Coincé entre dystopie et utopie, écrire quelque chose qui ne serait pas complètement idiot. Qui ne s’autodétruirait pas presque aussitôt l’avoir écrit ? C’est sans doute pour cette raison que la bêtise devient un vecteur. On s’accroche à la bêtise, à la blague, à la connerie comme à une fusée espérant qu’elle nous emportera vers d’autres cieux. Mais comme tout est inversé, c’est dans les profondeurs de la fosse des Mariannes que l’on s’enfonce sans jamais voir le bout. Dans ce no man’s land, une foule d’ectoplasmes aux yeux blancs dévisagent les égarés. Le sourire se fige en un rictus crispé. Ici pas d’Atlantide, pas de base extraterrestre, que de vagues méduses dansant un ballet lent dans la profondeur du rien.

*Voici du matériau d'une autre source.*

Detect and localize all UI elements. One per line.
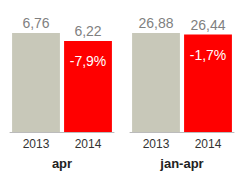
svg-text:2013: 2013: [23, 137, 50, 151]
svg-text:26,88: 26,88: [138, 15, 173, 31]
svg-text:-1,7%: -1,7%: [190, 47, 227, 63]
svg-text:26,44: 26,44: [190, 17, 225, 33]
svg-text:2013: 2013: [143, 137, 170, 151]
svg-text:2014: 2014: [75, 137, 102, 151]
svg-text:2014: 2014: [195, 137, 222, 151]
svg-text:-7,9%: -7,9%: [70, 53, 107, 69]
svg-text:6,22: 6,22: [74, 23, 101, 39]
svg-text:jan-apr: jan-apr: [159, 156, 203, 171]
svg-text:6,76: 6,76: [22, 15, 49, 31]
svg-text:apr: apr: [52, 156, 72, 171]
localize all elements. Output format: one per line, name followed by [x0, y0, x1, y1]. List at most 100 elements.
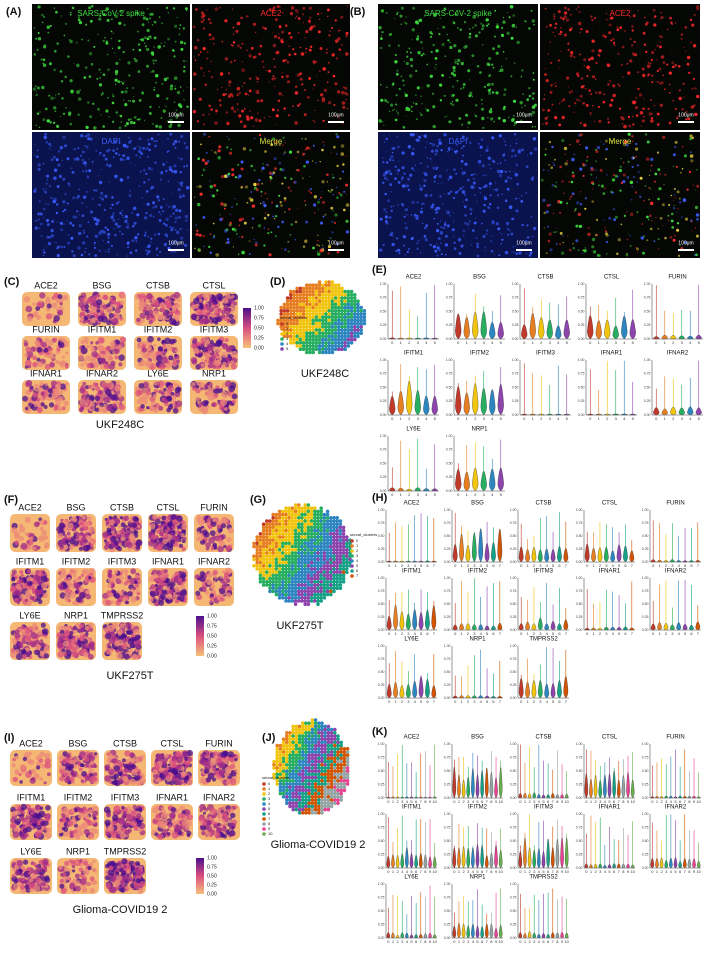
cell: [388, 44, 391, 47]
cell: [385, 151, 386, 153]
cell: [155, 81, 158, 84]
cell: [491, 157, 493, 159]
cell: [318, 198, 321, 201]
cell: [492, 66, 495, 69]
cell: [282, 94, 284, 96]
spot: [177, 531, 182, 535]
spatial-map: [194, 514, 234, 553]
cell: [575, 139, 580, 143]
cell: [241, 42, 244, 45]
cell: [345, 98, 347, 101]
cell: [407, 145, 411, 149]
spot: [89, 311, 93, 315]
cell: [152, 62, 155, 65]
cell: [231, 8, 234, 10]
spot: [209, 382, 213, 386]
cell: [156, 254, 159, 256]
cell: [658, 187, 662, 191]
cell: [471, 229, 475, 233]
cell: [424, 193, 428, 198]
cell: [564, 6, 567, 10]
cell: [632, 140, 634, 143]
cell: [611, 178, 616, 182]
cell: [416, 201, 419, 204]
cell: [669, 16, 673, 20]
cell: [146, 7, 149, 10]
cell: [621, 45, 625, 49]
spot: [25, 346, 32, 353]
cell: [424, 107, 427, 110]
cell: [403, 244, 405, 247]
spot: [36, 301, 42, 308]
spot: [197, 294, 203, 300]
cell: [98, 83, 103, 87]
cell: [53, 155, 56, 159]
cell: [559, 165, 563, 169]
spot: [59, 546, 64, 551]
spot: [37, 570, 44, 577]
cell: [326, 48, 328, 50]
cell: [213, 151, 217, 154]
cell: [499, 162, 502, 164]
cell: [60, 245, 63, 249]
cell: [105, 7, 109, 11]
cell: [278, 25, 282, 29]
cell: [574, 209, 576, 212]
cell: [120, 121, 123, 123]
cell: [263, 227, 266, 229]
cell: [411, 133, 415, 137]
cell: [621, 117, 625, 121]
cell: [59, 145, 64, 150]
cell: [250, 191, 253, 193]
cell: [492, 188, 495, 191]
cell: [86, 182, 87, 184]
cell: [608, 234, 610, 237]
cell: [490, 249, 494, 253]
cell: [411, 152, 415, 156]
cell: [165, 223, 168, 227]
cell: [515, 245, 516, 247]
cell: [170, 229, 173, 232]
cell: [639, 195, 642, 198]
cell: [595, 176, 598, 179]
spot: [84, 362, 88, 366]
cell: [656, 112, 660, 116]
cell: [435, 63, 437, 66]
cell: [126, 219, 128, 221]
cell: [565, 18, 570, 22]
cell: [576, 201, 580, 205]
cell: [489, 88, 492, 91]
cell: [548, 140, 552, 144]
spot: [197, 520, 204, 526]
cell: [267, 228, 270, 230]
cell: [653, 17, 655, 19]
cell: [624, 30, 626, 32]
cell: [317, 240, 319, 242]
cell: [41, 21, 44, 24]
cell: [229, 60, 233, 64]
spot: [46, 303, 52, 309]
cell: [113, 140, 117, 143]
cell: [474, 217, 477, 220]
spot: [23, 342, 29, 347]
gene-title: IFNAR2: [198, 556, 230, 566]
cell: [39, 227, 41, 229]
cell: [211, 150, 213, 152]
cell: [463, 205, 467, 209]
cell: [263, 216, 267, 220]
cell: [481, 116, 485, 121]
spot: [64, 592, 71, 600]
cell: [432, 105, 436, 109]
spot: [207, 581, 211, 586]
cell: [387, 101, 389, 104]
cell: [564, 162, 568, 166]
cell: [494, 254, 496, 256]
cell: [559, 30, 563, 34]
cell: [85, 247, 87, 250]
cell: [247, 94, 250, 96]
cell: [48, 185, 52, 188]
cell: [678, 96, 682, 101]
cell: [454, 192, 457, 194]
cell: [579, 133, 583, 137]
cell: [239, 120, 243, 124]
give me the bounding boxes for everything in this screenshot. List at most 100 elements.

La blague, dans l’effort de lucidité qu’elle tente de masquer à peine, tombe à l’eau au plus profond de l’eau.

Les maux de dents repartent de plus belle, poire pour la soif, l’attention s’y accroche de toute sa force pour s’extraire de la force centrifuge de l’horreur environnante.

Ce n’est pas parce que j’écris :" je vais chez le dentiste" que c’est vrai. C’est juste pour ne pas passer pour un parfait imbécile. La perfection m’étant à ce point insupportable même dans ma propre imbécilité.

S’il n’y avait pas d’être humain, le monde existerait vraiment tel qu’il est, sans bien ni mal. De là à souhaiter l’extinction, d’en éprouver de la peur comme du désir, ce ne serait pas idiot. Cette ambivalence de l’être humain, qui peut à l’origine permettre aux voyants d’équilibrer effroi et merveille, demande un effort surhumain à présent et plus que de simples dons de clairvoyance. Le dégoût monte d’autant plus rapidement que la foi s’amenuise. Non pas le dégoût de l’autre, qui permet toujours des rassemblements, de s’inventer l’adversaire, mais le dégoût de soi. Et le pire est qu’on n’a même pas envie de philosopher plus avant, de se perdre dans un labyrinthe de conjectures sur les raisons d’un tel dégoût. Pas une seule graine de haricot magique disponible pour s’évader dans la supputation, la pénitence, le pardon, la sympathie, l’empathie.

Peut-être est-ce là la seule forme de transcendance possible : un ricanement étouffé dans l’abîme, une ironie glacée qui évite l’écueil de l’espoir. Nous ne nous envolons pas, nous coulons avec une certaine grâce, une chute en apesanteur. La pensée elle-même se dissout dans cette immersion totale. Tout est disséqué, analysé, démystifié, et pourtant tout nous échappe. Un univers sans Atlantis, sans utopie, juste des profondeurs aveugles où l’on devine, entre les ombres, les contours d’un mirage que personne ne pourra jamais atteindre.

Ainsi, écrire reste un acte ambigu, un geste de fou qui inscrit dans l’eau une trace appelée à disparaître. Mais c’est peut-être dans cette absurdité même que réside la réponse : ne rien attendre, ne rien chercher à sauver, juste jouer le jeu de la dérive et voir où cela mène, si tant est qu’il y ait un ailleurs.
Musique : Tim Hecker – Virgins / incense at Abu Ghraib
(Abu Ghraib est une prison utilisée pour détenir des prisonniers pendant la guerre en Afghanistan, où de nombreux abus horribles ont eu lieu. La pochette de l’ album montre un homme qui pose pendant une séance de torture. Ce même homme a plaidé non coupable de multiples accusations portées contre lui, mais a quand même subi tous les coups et agressions. Il était essentiellement « vierge » au milieu de la violence.)